Asian citrus psyllids feed on citrus and other closely related plants of the Rutaceae family (Arakelian 2008). They consume large amounts of sap from the plant as they feed, and excrete copious amounts of sugary honeydew. Honeydew coats trees and causes sooty mold to grow. Sooty mold fungi can lead to blemishing of leaves and fruit and reduction in photosynthesis (Wang et al. 2001 in Yang et al. 2006).
As they feed psyllids inject a salivary toxin that inhibits terminal elongation and causes malformation of leaves and shoots. Grafton-Cardwell et al. (2006) report that “A single psyllid nymph feeding for less than 24 hours on a citrus leaf causes permanent malformation of the leaf. Overwintering adults aggregate on newly forming citrus leaf buds where they feed and mate. Often, initial infestations of Asian citrus psyllids are highly aggregated on individual trees within citrus orchards. This aggregation and feeding causes distortion of the leaf buds that provides improved oviposition sites. Citrus flush is often severely damaged, resulting in the abscission of leaves and shoots (Halbert and Manjunath 2004) or malformed mature leaves. Mature trees can tolerate this damage since the loss of leaves or shoots is only a small portion of the total tree canopy. Nursery trees and new plantings may require chemical protection.”
By itself D. citri is a relatively minor pest (Halbert and Manjunath 2006). The most serious aspect of D. citri is its ability to vector Asiatic (Candidatus Liberibacter asiaticus) and American (Candidatus Liberbacter americanus) forms of huanglongbing (HLB). HLB or citrus greening disease is an extremely destructive disease of citrus (Halbert and Manjunath 2006; Bove 2006). The symptoms of HLB include yellowing of shoots and mottling and chlorosis of leaves that resembles zinc deficiency. Infected trees are often stunted and sparsely foliated. Fruit fail to color properly, have a bitter taste and are small, lopsided and hard (Grafton-Cardwell et al. 2006). The tree usually dies within 5 to 8 years, and entire orchards can be devastated after just a few years (Yang et al. 2006).

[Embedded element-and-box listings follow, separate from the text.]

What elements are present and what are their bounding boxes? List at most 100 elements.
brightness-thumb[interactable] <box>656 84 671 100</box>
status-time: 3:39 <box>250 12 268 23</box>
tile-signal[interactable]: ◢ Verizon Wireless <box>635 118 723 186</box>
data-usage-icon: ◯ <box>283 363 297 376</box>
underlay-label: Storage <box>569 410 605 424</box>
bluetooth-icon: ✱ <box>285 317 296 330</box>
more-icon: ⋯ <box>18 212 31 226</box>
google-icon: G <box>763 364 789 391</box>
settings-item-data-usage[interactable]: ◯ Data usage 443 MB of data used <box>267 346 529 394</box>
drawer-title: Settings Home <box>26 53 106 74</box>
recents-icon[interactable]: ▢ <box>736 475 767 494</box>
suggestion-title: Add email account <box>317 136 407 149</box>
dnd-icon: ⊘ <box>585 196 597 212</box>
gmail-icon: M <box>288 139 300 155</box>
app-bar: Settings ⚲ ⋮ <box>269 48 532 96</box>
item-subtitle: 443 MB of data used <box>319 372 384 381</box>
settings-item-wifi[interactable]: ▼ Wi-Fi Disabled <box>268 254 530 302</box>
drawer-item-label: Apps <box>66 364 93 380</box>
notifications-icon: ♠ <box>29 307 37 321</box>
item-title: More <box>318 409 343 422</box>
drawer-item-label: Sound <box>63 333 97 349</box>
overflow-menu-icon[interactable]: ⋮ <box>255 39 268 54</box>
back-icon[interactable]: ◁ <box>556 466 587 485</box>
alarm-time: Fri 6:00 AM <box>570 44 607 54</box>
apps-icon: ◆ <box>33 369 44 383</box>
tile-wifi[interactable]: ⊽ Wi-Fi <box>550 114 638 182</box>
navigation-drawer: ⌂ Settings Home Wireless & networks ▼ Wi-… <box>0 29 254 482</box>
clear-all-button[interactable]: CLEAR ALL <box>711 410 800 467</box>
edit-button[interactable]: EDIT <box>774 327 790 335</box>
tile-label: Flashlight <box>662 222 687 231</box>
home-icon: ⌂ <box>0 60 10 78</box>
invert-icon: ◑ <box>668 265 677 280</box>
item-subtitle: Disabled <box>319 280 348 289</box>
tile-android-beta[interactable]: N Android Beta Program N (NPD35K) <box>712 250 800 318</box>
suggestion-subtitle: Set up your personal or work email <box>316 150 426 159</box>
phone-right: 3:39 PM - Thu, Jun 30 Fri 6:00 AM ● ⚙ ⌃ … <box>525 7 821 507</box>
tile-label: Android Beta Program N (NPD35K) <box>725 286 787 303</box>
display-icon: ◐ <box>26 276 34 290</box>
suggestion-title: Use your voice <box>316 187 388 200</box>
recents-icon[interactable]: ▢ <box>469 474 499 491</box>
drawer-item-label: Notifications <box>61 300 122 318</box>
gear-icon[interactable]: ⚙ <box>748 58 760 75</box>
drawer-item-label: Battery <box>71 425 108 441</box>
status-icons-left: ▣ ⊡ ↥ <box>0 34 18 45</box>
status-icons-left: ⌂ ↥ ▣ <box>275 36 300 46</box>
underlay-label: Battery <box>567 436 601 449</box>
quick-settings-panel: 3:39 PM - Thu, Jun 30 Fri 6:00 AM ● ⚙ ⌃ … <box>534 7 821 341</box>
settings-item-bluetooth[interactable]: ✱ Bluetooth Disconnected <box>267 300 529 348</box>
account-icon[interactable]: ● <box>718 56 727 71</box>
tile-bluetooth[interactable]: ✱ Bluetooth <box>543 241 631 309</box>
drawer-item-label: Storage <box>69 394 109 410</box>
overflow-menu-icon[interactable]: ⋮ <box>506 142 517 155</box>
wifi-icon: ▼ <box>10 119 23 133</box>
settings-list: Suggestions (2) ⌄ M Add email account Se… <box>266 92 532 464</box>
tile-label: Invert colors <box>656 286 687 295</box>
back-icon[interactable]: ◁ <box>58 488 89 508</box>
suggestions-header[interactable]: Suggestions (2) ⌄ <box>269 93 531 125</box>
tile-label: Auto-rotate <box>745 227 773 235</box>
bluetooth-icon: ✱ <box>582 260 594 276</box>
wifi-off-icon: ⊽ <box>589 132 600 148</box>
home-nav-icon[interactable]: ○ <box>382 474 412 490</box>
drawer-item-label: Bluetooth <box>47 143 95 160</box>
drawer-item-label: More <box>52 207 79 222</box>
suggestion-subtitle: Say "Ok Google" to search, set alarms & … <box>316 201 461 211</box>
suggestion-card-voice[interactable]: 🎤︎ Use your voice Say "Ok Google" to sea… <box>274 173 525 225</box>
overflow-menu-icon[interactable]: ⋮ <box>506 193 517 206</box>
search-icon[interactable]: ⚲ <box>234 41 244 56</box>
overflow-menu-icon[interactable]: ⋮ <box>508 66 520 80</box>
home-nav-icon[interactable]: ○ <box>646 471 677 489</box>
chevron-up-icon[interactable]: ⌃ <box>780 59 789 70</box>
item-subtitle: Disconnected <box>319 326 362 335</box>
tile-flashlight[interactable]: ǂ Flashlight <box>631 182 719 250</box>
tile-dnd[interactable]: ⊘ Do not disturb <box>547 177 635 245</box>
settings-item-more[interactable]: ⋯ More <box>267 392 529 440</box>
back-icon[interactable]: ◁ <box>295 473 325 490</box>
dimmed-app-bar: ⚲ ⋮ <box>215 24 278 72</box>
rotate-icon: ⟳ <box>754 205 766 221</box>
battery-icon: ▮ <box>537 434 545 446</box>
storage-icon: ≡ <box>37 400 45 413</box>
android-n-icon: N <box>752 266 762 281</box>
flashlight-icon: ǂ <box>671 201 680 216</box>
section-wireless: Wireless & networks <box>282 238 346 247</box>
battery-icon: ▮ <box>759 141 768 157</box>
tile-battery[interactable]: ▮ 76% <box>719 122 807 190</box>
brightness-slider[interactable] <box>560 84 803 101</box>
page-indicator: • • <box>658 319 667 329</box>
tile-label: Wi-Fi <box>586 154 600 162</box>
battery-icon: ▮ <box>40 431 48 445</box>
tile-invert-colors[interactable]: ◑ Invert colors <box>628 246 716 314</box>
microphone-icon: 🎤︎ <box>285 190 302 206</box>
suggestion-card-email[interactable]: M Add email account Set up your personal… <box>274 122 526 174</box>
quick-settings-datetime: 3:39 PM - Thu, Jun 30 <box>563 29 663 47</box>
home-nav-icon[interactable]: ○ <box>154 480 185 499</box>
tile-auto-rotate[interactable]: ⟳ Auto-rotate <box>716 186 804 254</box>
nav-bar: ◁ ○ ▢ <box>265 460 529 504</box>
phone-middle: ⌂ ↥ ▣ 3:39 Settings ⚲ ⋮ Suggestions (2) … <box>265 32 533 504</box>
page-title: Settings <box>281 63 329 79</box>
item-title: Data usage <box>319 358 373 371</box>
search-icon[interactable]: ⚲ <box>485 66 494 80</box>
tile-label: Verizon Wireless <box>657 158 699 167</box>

HLB affects almost all citrus cultivars, and causes substantial economic losses to the citrus industry by shortening the lifespan of trees and making fruit inedible (Das et al. 2007). Gottwald et al. (2007) report that “almost 100 million trees have been affected and destroyed in many countries of South and Southeast Asia, Indonesia, Philippines, India, Arabian Peninsula, and South Africa, compromising the local citriculture (Aubert et al. 1985; Bove 1986; Halbert and Manjunath 2004; Toorawa 1998). Since 2004, more than 500 thousand trees were officially eliminated in Brazil due to HLB and it is estimated that an additional 300 to 400 thousand trees were unofficially eliminated by commercial citrus growers.”
Interactions between D. citri and the HLB bacteria are not well characterized, but the psyllid is thought to acquire the bacterium after around 30 minutes of feeding (Roistacher 1991 in Halbert 2006). HLB is thought to multiply in the vector, and adults are able to transmit the pathogen after an 8-12 day latent period (Roistacher 1991 in Halbert 2006). There are conflicting results on whether HLB is able to be transmitted transovarially [transmission from mother to egg/larvae] (Buitendag and von Broembsen 1993; Roistacher 1991; van den Berg et al. 1992 in Halbert 2006).